Early in the morning the wind increases and we are on the move again after the calm period we had during last couple of days. As the morning goes by, the wind increases to 14kn and with all canvas set we sail on Starboard tack, Beam reach, and using the Ghosting sailing technique we can speed up to 7.5 knots.
The origin of the term “ghosting” apparently comes from the old times when the sailing fishing trawlers were working in the English Channel and North sea. Those ships were made for fishing with a low rig so they were steady to work the nets and. When Tall ships with their high riggs come out of the fog sailing up to 5 times faster than them with the same wind, they actually looked like “fast going ghosts at sea”. They could work with the breezes that blow stronger on a height of 30 to 40 meters than on the surface. Using often also this technique, bringing the apparent wind forward. We sail like this the whole morning, until the wind starts veering again and we have to set the three Studding sails on Starboard side. We are entering areas where we can feel the strong tidal currents. The wind keeps increasing during the night, up to 24 knots from the NNW, time to take away the Studding sails, Skysails also come down together with the Flying jib, and we still sail Full and By on Starboard tack, speeding up to 9.5 to 10 knots on a 220º course. (The tide is helping us a little with the speed). While working on deck and aloft we can see the lights of Puerto Deseado city on our Starboard side, around 40 miles away, as we have been approaching the coast during last days.

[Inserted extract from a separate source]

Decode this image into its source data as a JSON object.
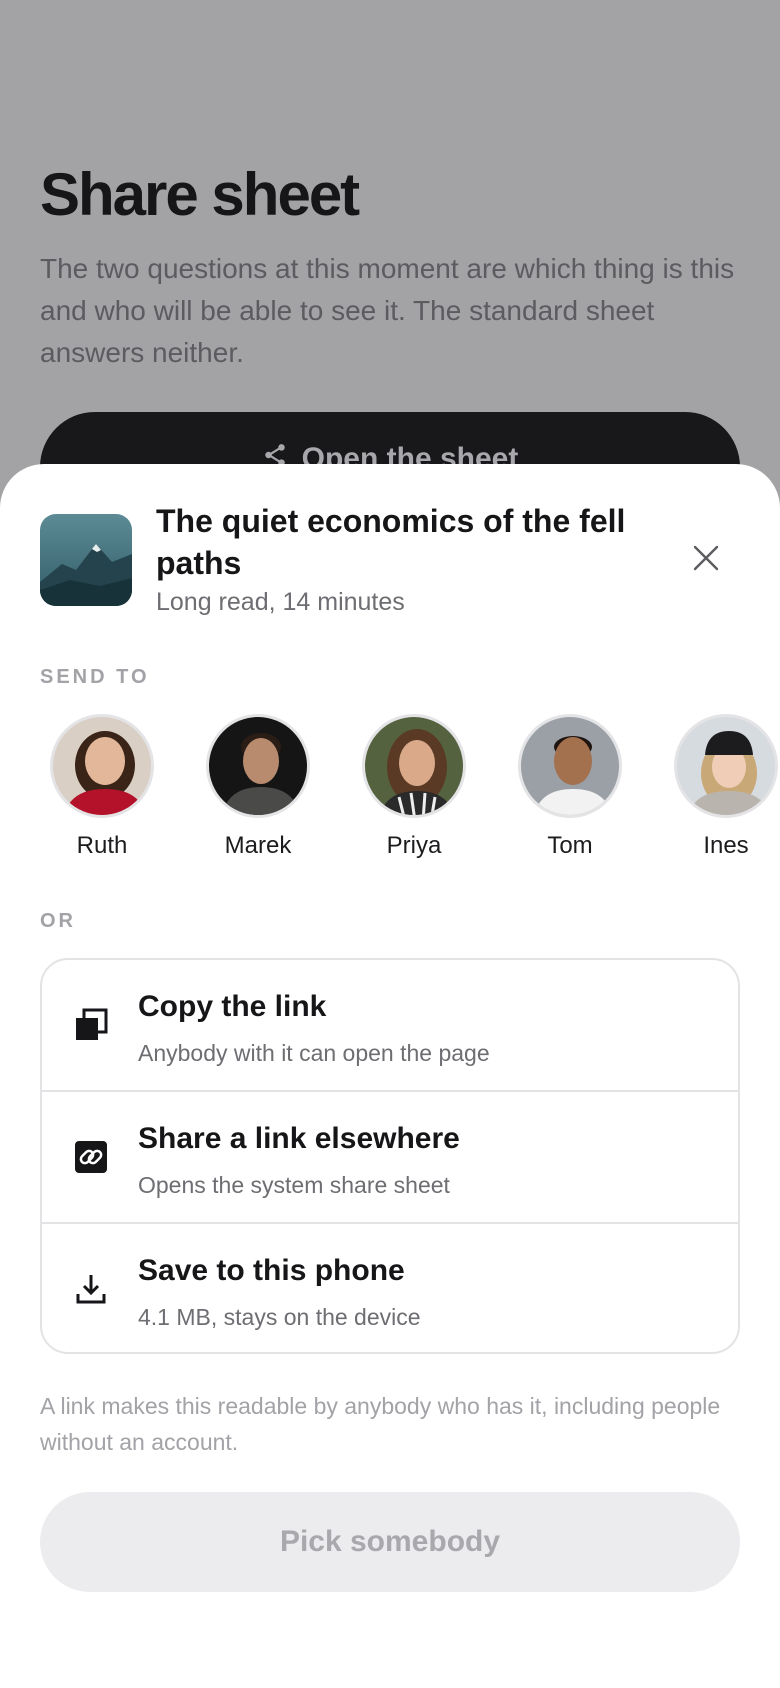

Puerto Deseado (Port Desire, named after Cavendish ship) is quite an important highlight on our trip, this is the place where Schouten and Lemaire made for land, and try to clean the hull of the Hoorn putting her dry on the beach. The misfortune led to the loss of the Hoorn, as she caught fire while burning the tough growth from her hull. They salvaged the gold coins and metal items from her ashes and transferred her crew to the Eendracht. She was prepared then for heavy weather, stripping the upper decks of heavy objects they could do without, stowing them in lower decks to lower her centre of gravity and improve stability.

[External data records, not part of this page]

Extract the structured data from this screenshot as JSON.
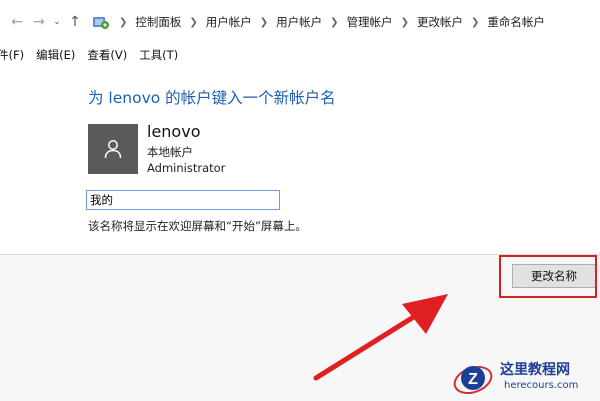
{
  "address_bar": {
    "back_icon": "arrow-left-icon",
    "forward_icon": "arrow-right-icon",
    "history_icon": "chevron-down-icon",
    "up_icon": "arrow-up-icon",
    "crumbs": [
      "控制面板",
      "用户帐户",
      "用户帐户",
      "管理帐户",
      "更改帐户",
      "重命名帐户"
    ]
  },
  "menu": {
    "items": [
      "件(F)",
      "编辑(E)",
      "查看(V)",
      "工具(T)"
    ]
  },
  "main": {
    "heading": "为 lenovo 的帐户键入一个新帐户名",
    "account": {
      "name": "lenovo",
      "type": "本地帐户",
      "role": "Administrator"
    },
    "name_input_value": "我的",
    "hint": "该名称将显示在欢迎屏幕和“开始”屏幕上。"
  },
  "footer": {
    "rename_button": "更改名称"
  },
  "annotation": {
    "highlight_color": "#d92020",
    "arrow_color": "#e02020"
  },
  "watermark": {
    "title": "这里教程网",
    "url": "herecours.com"
  },
  "colors": {
    "heading": "#1f5fb0",
    "avatar_bg": "#5a5a5a",
    "watermark": "#1e3f96"
  }
}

Today, probably the last day for the moment of calm seas and light winds, was a propitious moment to count our food stores. It is important on a trip like that, around 45 days at sea and without re-provisioning, to get the fantastic, equilibrated and nutritious diet Marianne and Ann Sophie are cooking for us, but at some point is necessary to check and do inventory of the remaining quantities of food stocks for the 41 people on board. Permanent crew has been busy with that today.
Wildlife sightings today were scarcer than other days, but a new bird species for the trip was spotted: a few Prions were flying around the ship, also some Black browed albatrosses and a solitary Royal albatross. Two huge Fin whales, the second largest whale in the planet after the Blue whale, passed by pretty close to the ship as well.